Le duc de Naurouse connaissait trop bien cette société cosmopolite qu'on rencontre dans toutes les villes d'eaux à la mode pour le regarder avec curiosité et l'étudier avec intérêt; pendant son absence ce monde n'avait pas changé, il était toujours le même. Cependant, quoiqu'il ne promenât sur cette assemblée qu'un regard nonchalant et indifférent, ses yeux furent tout à coup irrésistiblement attirés et retenus par la beauté d'une jeune fille, si éclatante, si éblouissante qu'elle le frappa d'une sorte de commotion et l'arrêta sur place. Alors il la regarda longuement: elle paraissait avoir dix-sept ou dix-huit ans; elle était blonde, avec des yeux bruns ombragés par des sourcils pâles et soyeux; l'expression de ces yeux était la tendresse et la bonté; elle était de grande taille et se tenait noblement, dans une attitude modeste cependant et qui n'avait rien d'apprêté, naturelle au contraire et gracieuse; près d'elle était assise une femme jeune encore, sa mère sans doute, pensa le duc de Naurouse, bien qu'il n'y eût entre elles aucune ressemblance, la mère ayant l'air aussi dur que la fille l'avait doux.

Cependant, comme il ne pouvait rester ainsi campé devant elles en admiration, il continua d'avancer, se promettant de revenir sur ses pas et de repasser devant elles: il chercherait Savine plus tard; il était sorti de son hôtel assez mélancoliquement, trouvant tout triste et morne, se demandant ce que ces gens qu'il rencontrait pouvaient bien faire dans un trou comme Bade, et voilà que tout à coup une éclaircie s'était faite en lui et autour de lui, il se sentait gai, dispos; le ciel, de gris qu'il était, avait instantanément passé au bleu; cette verdure qui l'entourait était aussi fraîche aux yeux qu'à l'esprit, ce paysage entouré de montagnes aux sommets sombres était charmant; cette chaude journée d'été le pénétrait de bien-être; ce pays de Bade était le plus gracieux de la terre; il était heureux de se retrouver au milieu de ce monde; comme les yeux de ces femmes, c'est-à-dire de cette jeune fille ressemblaient peu aux yeux noirs, cuivrés, allongés, arrondis qu'il avait vus dans son voyage.

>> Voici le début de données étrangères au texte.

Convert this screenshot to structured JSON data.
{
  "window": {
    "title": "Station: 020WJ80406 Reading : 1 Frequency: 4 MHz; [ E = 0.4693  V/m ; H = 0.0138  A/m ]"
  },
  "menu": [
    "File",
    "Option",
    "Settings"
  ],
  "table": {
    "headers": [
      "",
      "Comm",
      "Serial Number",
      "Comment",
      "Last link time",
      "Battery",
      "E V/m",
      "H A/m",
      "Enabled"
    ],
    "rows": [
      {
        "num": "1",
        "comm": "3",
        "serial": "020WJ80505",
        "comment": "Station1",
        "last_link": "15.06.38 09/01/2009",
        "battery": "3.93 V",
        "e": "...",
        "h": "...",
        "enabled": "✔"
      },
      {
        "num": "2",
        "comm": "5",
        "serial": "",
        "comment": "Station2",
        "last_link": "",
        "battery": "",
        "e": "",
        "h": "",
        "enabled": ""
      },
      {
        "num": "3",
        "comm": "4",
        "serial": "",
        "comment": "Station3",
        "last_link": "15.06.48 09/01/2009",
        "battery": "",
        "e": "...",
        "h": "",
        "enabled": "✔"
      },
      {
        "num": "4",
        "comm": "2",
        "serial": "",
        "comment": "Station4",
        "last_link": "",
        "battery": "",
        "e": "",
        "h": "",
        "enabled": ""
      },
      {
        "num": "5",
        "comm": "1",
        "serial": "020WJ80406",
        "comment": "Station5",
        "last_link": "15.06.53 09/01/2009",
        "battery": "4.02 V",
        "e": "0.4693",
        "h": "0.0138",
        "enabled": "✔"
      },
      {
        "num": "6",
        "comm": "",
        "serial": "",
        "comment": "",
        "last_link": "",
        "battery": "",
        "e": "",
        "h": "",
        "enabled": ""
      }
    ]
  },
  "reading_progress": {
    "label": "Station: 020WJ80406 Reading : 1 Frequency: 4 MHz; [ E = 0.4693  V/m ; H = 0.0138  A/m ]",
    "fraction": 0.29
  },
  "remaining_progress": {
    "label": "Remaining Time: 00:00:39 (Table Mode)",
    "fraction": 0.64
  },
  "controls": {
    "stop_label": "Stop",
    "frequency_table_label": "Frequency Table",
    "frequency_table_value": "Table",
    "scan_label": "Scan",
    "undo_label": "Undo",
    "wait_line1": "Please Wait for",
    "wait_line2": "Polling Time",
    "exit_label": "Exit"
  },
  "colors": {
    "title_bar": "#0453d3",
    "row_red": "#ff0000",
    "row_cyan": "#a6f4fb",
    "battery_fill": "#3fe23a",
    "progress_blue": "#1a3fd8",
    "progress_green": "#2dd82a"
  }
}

C'était tout en marchant sans rien regarder autour de lui qu'il suivait l'éveil de ces sensations; il allait arriver au bout de sa promenade et revenir sur ses pas, lorsqu'un nom, le sien, prononcé à mi-voix le frappa:

—Roger!

Il tourna les yeux du côté d'où cette voix, qui avait résonné dans son coeur, était partie.

La secousse qui l'avait frappé ne l'avait point trompé: c'était elle; c'était madame d'Arvernes, qui l'appelait; le dernier mot qu'elle avait crié lorsqu'ils s'étaient séparés, son nom, était celui qu'elle prononçait après une si longue absence, comme si toujours, depuis qu'il s'était éloigné emporté par le Rosario, elle l'avait répété. Cet appel le remua, et durant quelques secondes il resta abasourdi.

Mais il n'y avait pas à hésiter; elle était là, le regardant, penchée en avant, à demi soulevée sur sa chaise. Il alla à elle, sans bien voir quelle était l'expression vraie de ce visage ému.